The End… Of Part One.

Obviously, I have only written about Pregnancy and the issues that make pregnancy a challenge. I have not even touched the Options I discussed with my son that are available to pregnant women in this article. I will save that for PART TWO in the next article.

To end Part One, though, I want to include a link to the Everlast Song “What It’s Like” with lyrics. This is the perfect song that sums up some of the issues I mentioned, issues that “the well-meaning, financially and familial’y secure voters and politicians” never seem to take into account. Pity. Something about putting your money where your mouth is comes to mind! Or stones and glass houses. Or Pots and the Kettle Black. Too many analogies!
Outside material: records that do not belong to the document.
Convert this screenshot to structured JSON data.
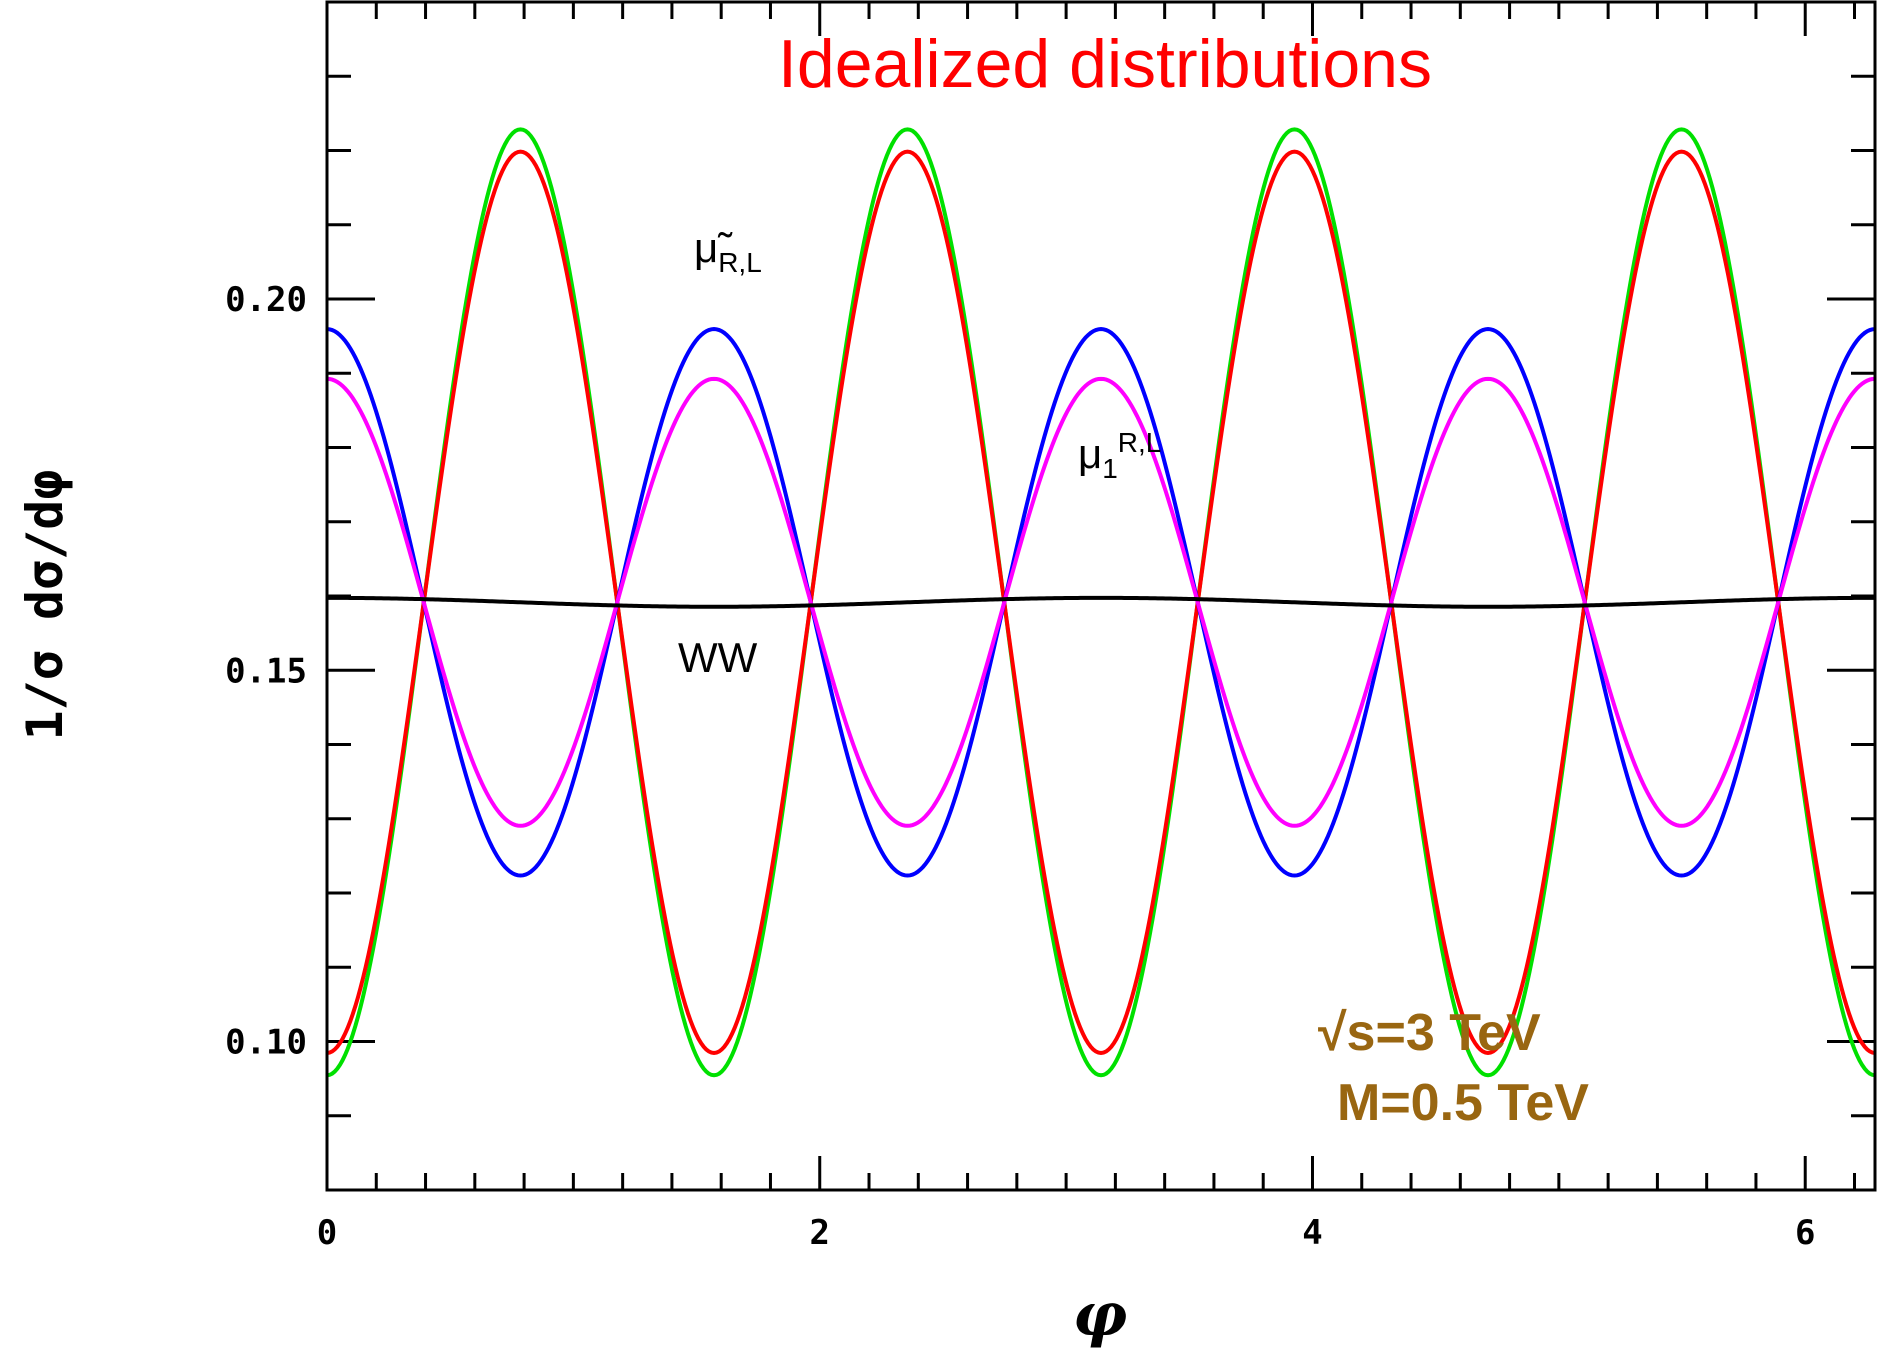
{
  "chart_data": {
    "type": "line",
    "title": "Idealized distributions",
    "xlabel": "φ",
    "ylabel": "1/σ dσ/dφ",
    "xlim": [
      0,
      6.2832
    ],
    "ylim": [
      0.08,
      0.24
    ],
    "x_ticks": [
      0,
      2,
      4,
      6
    ],
    "x_tick_labels": [
      "0",
      "2",
      "4",
      "6"
    ],
    "y_ticks": [
      0.1,
      0.15,
      0.2
    ],
    "y_tick_labels": [
      "0.10",
      "0.15",
      "0.20"
    ],
    "grid": false,
    "series": [
      {
        "name": "",
        "color": "#00e000",
        "model": {
          "base": 0.15915,
          "amplitude": -0.0637,
          "frequency": 4
        }
      },
      {
        "name": "",
        "color": "#ff0000",
        "model": {
          "base": 0.15915,
          "amplitude": -0.0607,
          "frequency": 4
        }
      },
      {
        "name": "",
        "color": "#0000ff",
        "model": {
          "base": 0.15915,
          "amplitude": 0.0368,
          "frequency": 4
        }
      },
      {
        "name": "",
        "color": "#ff00ff",
        "model": {
          "base": 0.15915,
          "amplitude": 0.0301,
          "frequency": 4
        }
      },
      {
        "name": "",
        "color": "#000000",
        "model": {
          "base": 0.15915,
          "amplitude": 0.0006,
          "frequency": 2
        }
      }
    ],
    "annotations": {
      "smuon_main": "μ̃",
      "smuon_sub": "R,L",
      "kk_main": "μ",
      "kk_sub": "1",
      "kk_sup": "R,L",
      "ww": "WW",
      "energy_line1": "√s=3 TeV",
      "energy_line2": "M=0.5 TeV"
    },
    "colors": {
      "title": "#ff0000",
      "energy": "#996611"
    }
  }
}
I love this song, even though it makes me cry e v e r y t i m e I hear it.

Everlast – What its like (lyrics) – YouTube

4 Responses

  1. Well written-I would like to know more about how open adoption worked out for your family. Was staying in touch easy? Or did life make it hard on both families.

    1. I know that the Adoptive parents allowed the Birth Parents contact for the first year or two. I seem to recall that the Birth Mother was wanting to be more involved, understandably. I believe that eventually led to a cooling and distance between the families. I know that over the years random contact was made due to a few health issues of the child.

      As a follow up, when she turned 18 this summer, she made efforts to connect with her Birth Parents. I proudly have her picture with my son on my phone. Thank you.

  2. Besides being informative and insightful, this personal sharing and viewpoint is once again heartbreaking. I know you are the complex and beautiful individual you are because of that experience you’ve had as it is with all of us. However, not everybody can keep on moving forward gleaning new experiences and on such wide ranging topics. You are a great writer! Keep it coming!

    1. Thank you again. At this point in my life I have realized that I have had quite a few experiences and that I have learned a lot from them. That’s why I am enjoying this blog. I get to share my broad point of view and hopefully stimulate some dialog in people who might have had different views before reading my blog. Love!